David Watkin's Architecture and Morality was a classic of 1980s militant neoconservatism. Crazed architectural ideologies - not frozen music but frozen manifestos - had made the world a worse place was the Watkins argument. It was focused more on the postwar horrors of socialist planning - or that was how it was read in Keith Joseph country, as another argument to keep the state out of planning and housing. Let Bovis and Lawrie Barratt deal with all that. (Mrs T's former house on Barratt's Dulwich estate - apparently she never actually spent a night there - is an architecturally-illiterate, meanly-rendered, lash-up of a gated compound. So what have the comfortable middle-class residents done to deserve it?

As you fly into Berlin, you go over miles of huge grey square blocks built round yards. They're not prisons or barracks: they're worker housing built to an essentially 19th-century plan by 20th-century Communists. If you had lived there you'd have wanted to drive your Trabi to the other side for ever in 1989.

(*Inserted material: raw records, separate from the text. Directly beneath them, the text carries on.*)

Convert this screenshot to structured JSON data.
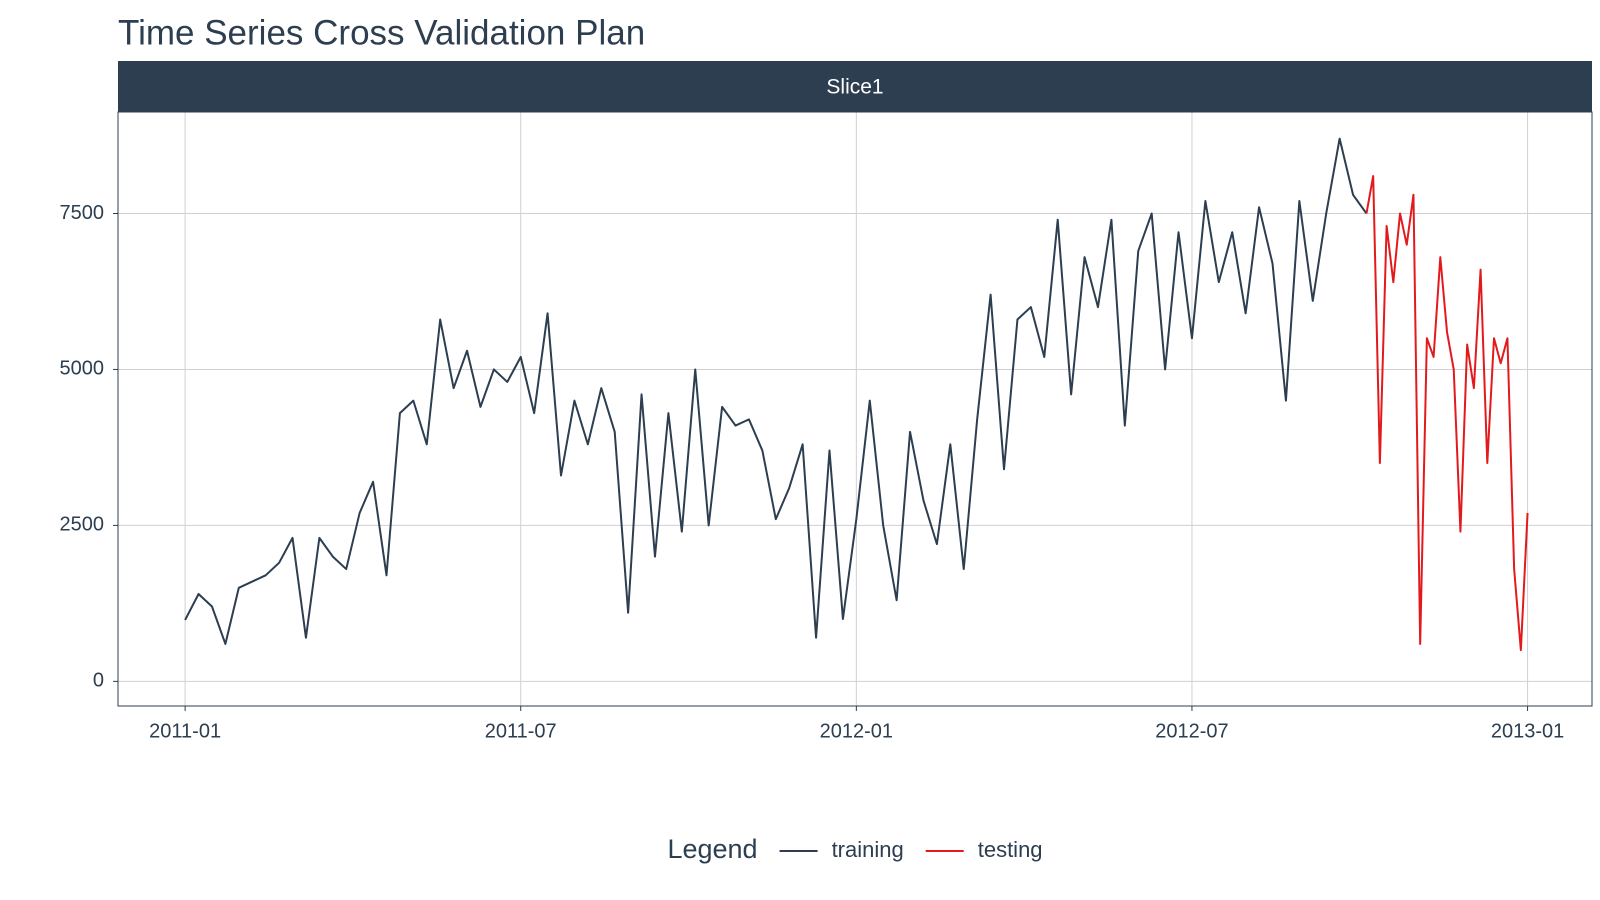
{
  "chart_data": {
    "type": "line",
    "title": "Time Series Cross Validation Plan",
    "facet": "Slice1",
    "legend_title": "Legend",
    "legend_position": "bottom",
    "grid": true,
    "x": [
      2011,
      2011.02,
      2011.04,
      2011.06,
      2011.08,
      2011.1,
      2011.12,
      2011.14,
      2011.16,
      2011.18,
      2011.2,
      2011.22,
      2011.24,
      2011.26,
      2011.28,
      2011.3,
      2011.32,
      2011.34,
      2011.36,
      2011.38,
      2011.4,
      2011.42,
      2011.44,
      2011.46,
      2011.48,
      2011.5,
      2011.52,
      2011.54,
      2011.56,
      2011.58,
      2011.6,
      2011.62,
      2011.64,
      2011.66,
      2011.68,
      2011.7,
      2011.72,
      2011.74,
      2011.76,
      2011.78,
      2011.8,
      2011.82,
      2011.84,
      2011.86,
      2011.88,
      2011.9,
      2011.92,
      2011.94,
      2011.96,
      2011.98,
      2012,
      2012.02,
      2012.04,
      2012.06,
      2012.08,
      2012.1,
      2012.12,
      2012.14,
      2012.16,
      2012.18,
      2012.2,
      2012.22,
      2012.24,
      2012.26,
      2012.28,
      2012.3,
      2012.32,
      2012.34,
      2012.36,
      2012.38,
      2012.4,
      2012.42,
      2012.44,
      2012.46,
      2012.48,
      2012.5,
      2012.52,
      2012.54,
      2012.56,
      2012.58,
      2012.6,
      2012.62,
      2012.64,
      2012.66,
      2012.68,
      2012.7,
      2012.72,
      2012.74,
      2012.76,
      2012.77,
      2012.78,
      2012.79,
      2012.8,
      2012.81,
      2012.82,
      2012.83,
      2012.84,
      2012.85,
      2012.86,
      2012.87,
      2012.88,
      2012.89,
      2012.9,
      2012.91,
      2012.92,
      2012.93,
      2012.94,
      2012.95,
      2012.96,
      2012.97,
      2012.98,
      2012.99,
      2013
    ],
    "series": [
      {
        "name": "training",
        "color": "#2c3e50",
        "values": [
          985,
          1400,
          1200,
          600,
          1500,
          1600,
          1700,
          1900,
          2300,
          700,
          2300,
          2000,
          1800,
          2700,
          3200,
          1700,
          4300,
          4500,
          3800,
          5800,
          4700,
          5300,
          4400,
          5000,
          4800,
          5200,
          4300,
          5900,
          3300,
          4500,
          3800,
          4700,
          4000,
          1100,
          4600,
          2000,
          4300,
          2400,
          5000,
          2500,
          4400,
          4100,
          4200,
          3700,
          2600,
          3100,
          3800,
          700,
          3700,
          1000,
          2600,
          4500,
          2500,
          1300,
          4000,
          2900,
          2200,
          3800,
          1800,
          4200,
          6200,
          3400,
          5800,
          6000,
          5200,
          7400,
          4600,
          6800,
          6000,
          7400,
          4100,
          6900,
          7500,
          5000,
          7200,
          5500,
          7700,
          6400,
          7200,
          5900,
          7600,
          6700,
          4500,
          7700,
          6100,
          7500,
          8700,
          7800,
          7500,
          null,
          null,
          null,
          null,
          null,
          null,
          null,
          null,
          null,
          null,
          null,
          null,
          null,
          null,
          null,
          null,
          null,
          null,
          null,
          null,
          null,
          null,
          null,
          null
        ]
      },
      {
        "name": "testing",
        "color": "#e31a1c",
        "values": [
          null,
          null,
          null,
          null,
          null,
          null,
          null,
          null,
          null,
          null,
          null,
          null,
          null,
          null,
          null,
          null,
          null,
          null,
          null,
          null,
          null,
          null,
          null,
          null,
          null,
          null,
          null,
          null,
          null,
          null,
          null,
          null,
          null,
          null,
          null,
          null,
          null,
          null,
          null,
          null,
          null,
          null,
          null,
          null,
          null,
          null,
          null,
          null,
          null,
          null,
          null,
          null,
          null,
          null,
          null,
          null,
          null,
          null,
          null,
          null,
          null,
          null,
          null,
          null,
          null,
          null,
          null,
          null,
          null,
          null,
          null,
          null,
          null,
          null,
          null,
          null,
          null,
          null,
          null,
          null,
          null,
          null,
          null,
          null,
          null,
          null,
          null,
          null,
          7500,
          8100,
          3500,
          7300,
          6400,
          7500,
          7000,
          7800,
          600,
          5500,
          5200,
          6800,
          5600,
          5000,
          2400,
          5400,
          4700,
          6600,
          3500,
          5500,
          5100,
          5500,
          1800,
          500,
          2700
        ]
      }
    ],
    "xlim": [
      2010.9,
      2013.096
    ],
    "xticks": [
      {
        "value": 2011,
        "label": "2011-01"
      },
      {
        "value": 2011.5,
        "label": "2011-07"
      },
      {
        "value": 2012,
        "label": "2012-01"
      },
      {
        "value": 2012.5,
        "label": "2012-07"
      },
      {
        "value": 2013,
        "label": "2013-01"
      }
    ],
    "ylim": [
      -395,
      9127
    ],
    "yticks": [
      0,
      2500,
      5000,
      7500
    ]
  }
}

But before anyone feels too triumphalist, go and look at the Tory alternative. Organise a day trip from London to "Chelsea Harbour" (if that's Chelsea, then I live in Dagenham), another gated compound, over-subscribed by the mature Tory New Rich (Michael Caine et al) and broadly patterned after a New Jersey estate for retired dentists. Then go and look at some of the Bongo Free Enterprise new apartment blocks on the riverside round there.

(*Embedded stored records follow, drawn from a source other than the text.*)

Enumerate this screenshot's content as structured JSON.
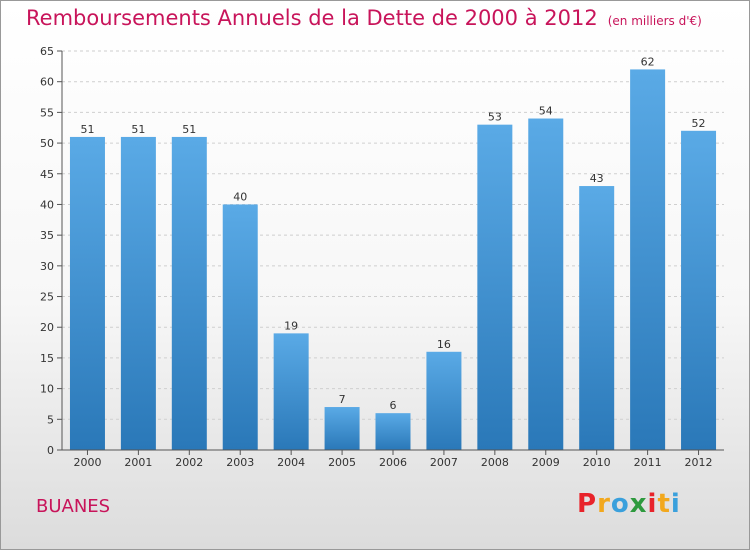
{
  "header": {
    "title": "Remboursements Annuels de la Dette de 2000 à 2012",
    "unit": "(en milliers d'€)"
  },
  "footer": {
    "town": "BUANES",
    "brand": [
      "P",
      "r",
      "o",
      "x",
      "i",
      "t",
      "i"
    ],
    "brand_colors": [
      "#e8232a",
      "#f2a81d",
      "#3aa0dc",
      "#2e9a3e",
      "#e8232a",
      "#f2a81d",
      "#3aa0dc"
    ]
  },
  "chart_data": {
    "type": "bar",
    "title": "Remboursements Annuels de la Dette de 2000 à 2012",
    "categories": [
      "2000",
      "2001",
      "2002",
      "2003",
      "2004",
      "2005",
      "2006",
      "2007",
      "2008",
      "2009",
      "2010",
      "2011",
      "2012"
    ],
    "values": [
      51,
      51,
      51,
      40,
      19,
      7,
      6,
      16,
      53,
      54,
      43,
      62,
      52
    ],
    "ylim": [
      0,
      65
    ],
    "yticks": [
      0,
      5,
      10,
      15,
      20,
      25,
      30,
      35,
      40,
      45,
      50,
      55,
      60,
      65
    ],
    "grid": true,
    "bar_color_top": "#5aaae6",
    "bar_color_bottom": "#2a78b8"
  }
}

But is there a housing template that lifts the spirit and encourages cooperative civilisation, a sort of John Lewis Partnership of planning? Dr Muthesius, that thoughtful, 19th-century German, saw it in the English Suburban House tradition and encouraged a mass of high-minded middle-class Germans and Swiss to live in Arts and Craftsy Voysey-ish houses.

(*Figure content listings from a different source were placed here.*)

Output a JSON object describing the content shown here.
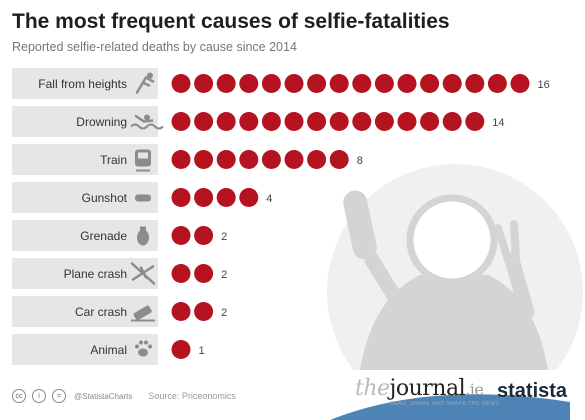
{
  "header": {
    "title": "The most frequent causes of selfie-fatalities",
    "subtitle": "Reported selfie-related deaths by cause since 2014"
  },
  "footer": {
    "handle": "@StatistaCharts",
    "source": "Source: Priceonomics",
    "brand_journal_the": "the",
    "brand_journal_name": "journal",
    "brand_journal_tld": ".ie",
    "brand_journal_tagline": "READ, SHARE AND SHAPE THE NEWS",
    "brand_statista": "statista"
  },
  "colors": {
    "dot": "#b5131f",
    "band": "#e6e6e6",
    "icon": "#8c8c8c",
    "silhouette": "#d4d4d4"
  },
  "chart_data": {
    "type": "bar",
    "title": "The most frequent causes of selfie-fatalities",
    "subtitle": "Reported selfie-related deaths by cause since 2014",
    "unit": "deaths",
    "categories": [
      "Fall from heights",
      "Drowning",
      "Train",
      "Gunshot",
      "Grenade",
      "Plane crash",
      "Car crash",
      "Animal"
    ],
    "values": [
      16,
      14,
      8,
      4,
      2,
      2,
      2,
      1
    ],
    "icons": [
      "falling-person-icon",
      "drowning-person-icon",
      "train-icon",
      "gunshot-icon",
      "grenade-icon",
      "plane-crash-icon",
      "car-crash-icon",
      "paw-print-icon"
    ],
    "ylim": [
      0,
      16
    ],
    "grid": false,
    "legend": "none"
  }
}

We never really returned the compliment. But what really makes Haussmann Paris and masses of wannabe 19th-century European cities (count in places like Buenos Aires and old New York too) are the bourgeois blocks of flats. Elegant, comfortable - they're the successful democratisation of urban luxury. (We tried it weedily in Britain with the Edwardian mansion blocks - Edgware Road and Albert Hall Mansions - but the idea didn't survive the First World War.)

Just such a gorgeous Euro block, somewhere in Latin Europe, is the star of the beautiful new Bacardi commercial. It celebrates Beauty, and The Elements. I don't imagine that's exactly how they pitched the idea to the client, but it's how it turned out.

A gang of mainly youngish, arty-ish Biennale-crowd types move higher and higher up a palace block, to drink to the ochre-red setting sun. They start as two on one delicious balcony, and they multiply as they troop through sun-dappled panelled rooms and on to the great stone stairs with their gloriously curly balustrades, up to the roof, where in the final frame what looks like one of a middle-aged Almodóvar gay couple ("Carlos and Antonio have been together since 1968") lifts up the other to catch the light.

Bacardi wasthe former advertising home of Vinnie Jones and Latin American dominatrices, parent of the Breezer (the beverage most sicked up by under-age girls on a night out in Nottingham city centre) and a brand once heading as precipitously down market as the Burberry check. So getting thoroughly nice young world citizens behaving well together in a beautiful building in prime Old Europe hasn't come a moment too soon.